Loan Against Property (LAP)
A Loan Against Property (LAP) is a type of secured loan where you pledge a property you already own—residential, commercial, or industrial—as collateral to a bank or financial institution in exchange for funds. Unlike a home loan, which is used specifically to buy or build a new house, a LAP provides you with a lump sum of money that can be used for any legitimate purpose.
Key Features
- Security: You must mortgage a fully constructed, freehold property. You retain ownership and can continue to use the property as long as you make timely repayments.
- Loan Amount (LTV): Lenders typically offer a loan-to-value (LTV) ratio of 50% to 75% of the property’s current market value. Some lenders may offer up to 80%.
- Repayment Tenure: These loans offer long repayment periods, often ranging from 5 to 15 years, and in some cases up to 25 years.

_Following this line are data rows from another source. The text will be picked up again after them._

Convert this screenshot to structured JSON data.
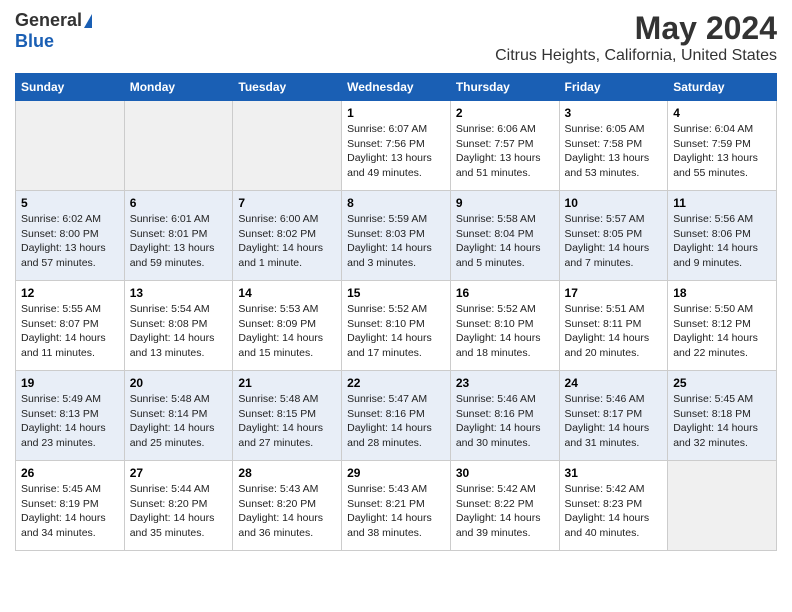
{
  "logo": {
    "general": "General",
    "blue": "Blue"
  },
  "title": "May 2024",
  "subtitle": "Citrus Heights, California, United States",
  "days_of_week": [
    "Sunday",
    "Monday",
    "Tuesday",
    "Wednesday",
    "Thursday",
    "Friday",
    "Saturday"
  ],
  "weeks": [
    {
      "id": "week1",
      "cells": [
        {
          "day": "",
          "content": ""
        },
        {
          "day": "",
          "content": ""
        },
        {
          "day": "",
          "content": ""
        },
        {
          "day": "1",
          "content": "Sunrise: 6:07 AM\nSunset: 7:56 PM\nDaylight: 13 hours\nand 49 minutes."
        },
        {
          "day": "2",
          "content": "Sunrise: 6:06 AM\nSunset: 7:57 PM\nDaylight: 13 hours\nand 51 minutes."
        },
        {
          "day": "3",
          "content": "Sunrise: 6:05 AM\nSunset: 7:58 PM\nDaylight: 13 hours\nand 53 minutes."
        },
        {
          "day": "4",
          "content": "Sunrise: 6:04 AM\nSunset: 7:59 PM\nDaylight: 13 hours\nand 55 minutes."
        }
      ]
    },
    {
      "id": "week2",
      "cells": [
        {
          "day": "5",
          "content": "Sunrise: 6:02 AM\nSunset: 8:00 PM\nDaylight: 13 hours\nand 57 minutes."
        },
        {
          "day": "6",
          "content": "Sunrise: 6:01 AM\nSunset: 8:01 PM\nDaylight: 13 hours\nand 59 minutes."
        },
        {
          "day": "7",
          "content": "Sunrise: 6:00 AM\nSunset: 8:02 PM\nDaylight: 14 hours\nand 1 minute."
        },
        {
          "day": "8",
          "content": "Sunrise: 5:59 AM\nSunset: 8:03 PM\nDaylight: 14 hours\nand 3 minutes."
        },
        {
          "day": "9",
          "content": "Sunrise: 5:58 AM\nSunset: 8:04 PM\nDaylight: 14 hours\nand 5 minutes."
        },
        {
          "day": "10",
          "content": "Sunrise: 5:57 AM\nSunset: 8:05 PM\nDaylight: 14 hours\nand 7 minutes."
        },
        {
          "day": "11",
          "content": "Sunrise: 5:56 AM\nSunset: 8:06 PM\nDaylight: 14 hours\nand 9 minutes."
        }
      ]
    },
    {
      "id": "week3",
      "cells": [
        {
          "day": "12",
          "content": "Sunrise: 5:55 AM\nSunset: 8:07 PM\nDaylight: 14 hours\nand 11 minutes."
        },
        {
          "day": "13",
          "content": "Sunrise: 5:54 AM\nSunset: 8:08 PM\nDaylight: 14 hours\nand 13 minutes."
        },
        {
          "day": "14",
          "content": "Sunrise: 5:53 AM\nSunset: 8:09 PM\nDaylight: 14 hours\nand 15 minutes."
        },
        {
          "day": "15",
          "content": "Sunrise: 5:52 AM\nSunset: 8:10 PM\nDaylight: 14 hours\nand 17 minutes."
        },
        {
          "day": "16",
          "content": "Sunrise: 5:52 AM\nSunset: 8:10 PM\nDaylight: 14 hours\nand 18 minutes."
        },
        {
          "day": "17",
          "content": "Sunrise: 5:51 AM\nSunset: 8:11 PM\nDaylight: 14 hours\nand 20 minutes."
        },
        {
          "day": "18",
          "content": "Sunrise: 5:50 AM\nSunset: 8:12 PM\nDaylight: 14 hours\nand 22 minutes."
        }
      ]
    },
    {
      "id": "week4",
      "cells": [
        {
          "day": "19",
          "content": "Sunrise: 5:49 AM\nSunset: 8:13 PM\nDaylight: 14 hours\nand 23 minutes."
        },
        {
          "day": "20",
          "content": "Sunrise: 5:48 AM\nSunset: 8:14 PM\nDaylight: 14 hours\nand 25 minutes."
        },
        {
          "day": "21",
          "content": "Sunrise: 5:48 AM\nSunset: 8:15 PM\nDaylight: 14 hours\nand 27 minutes."
        },
        {
          "day": "22",
          "content": "Sunrise: 5:47 AM\nSunset: 8:16 PM\nDaylight: 14 hours\nand 28 minutes."
        },
        {
          "day": "23",
          "content": "Sunrise: 5:46 AM\nSunset: 8:16 PM\nDaylight: 14 hours\nand 30 minutes."
        },
        {
          "day": "24",
          "content": "Sunrise: 5:46 AM\nSunset: 8:17 PM\nDaylight: 14 hours\nand 31 minutes."
        },
        {
          "day": "25",
          "content": "Sunrise: 5:45 AM\nSunset: 8:18 PM\nDaylight: 14 hours\nand 32 minutes."
        }
      ]
    },
    {
      "id": "week5",
      "cells": [
        {
          "day": "26",
          "content": "Sunrise: 5:45 AM\nSunset: 8:19 PM\nDaylight: 14 hours\nand 34 minutes."
        },
        {
          "day": "27",
          "content": "Sunrise: 5:44 AM\nSunset: 8:20 PM\nDaylight: 14 hours\nand 35 minutes."
        },
        {
          "day": "28",
          "content": "Sunrise: 5:43 AM\nSunset: 8:20 PM\nDaylight: 14 hours\nand 36 minutes."
        },
        {
          "day": "29",
          "content": "Sunrise: 5:43 AM\nSunset: 8:21 PM\nDaylight: 14 hours\nand 38 minutes."
        },
        {
          "day": "30",
          "content": "Sunrise: 5:42 AM\nSunset: 8:22 PM\nDaylight: 14 hours\nand 39 minutes."
        },
        {
          "day": "31",
          "content": "Sunrise: 5:42 AM\nSunset: 8:23 PM\nDaylight: 14 hours\nand 40 minutes."
        },
        {
          "day": "",
          "content": ""
        }
      ]
    }
  ]
}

- Interest Rates: Since the loan is secured by property, the interest rates are generally lower than those for unsecured personal loans (e.g., ~8%–13% vs. ~10%–24%), though higher than standard home loan rates.
Common Uses for Funds
- Business Growth: Expanding operations, purchasing machinery, or meeting working capital needs.
- Personal Milestones: Financing higher education, a child’s wedding, or major home renovations.
- Financial Management: Debt consolidation (paying off high-interest loans) or managing unexpected medical emergencies.
Eligibility & Documentation
- Eligibility: Open to salaried individuals, self-employed professionals (e.g., doctors), and business owners with stable income and a clear property title.
- Documents: You will need identity/address proof (Aadhaar, Passport), income proof (salary slips, IT returns), and original property documents.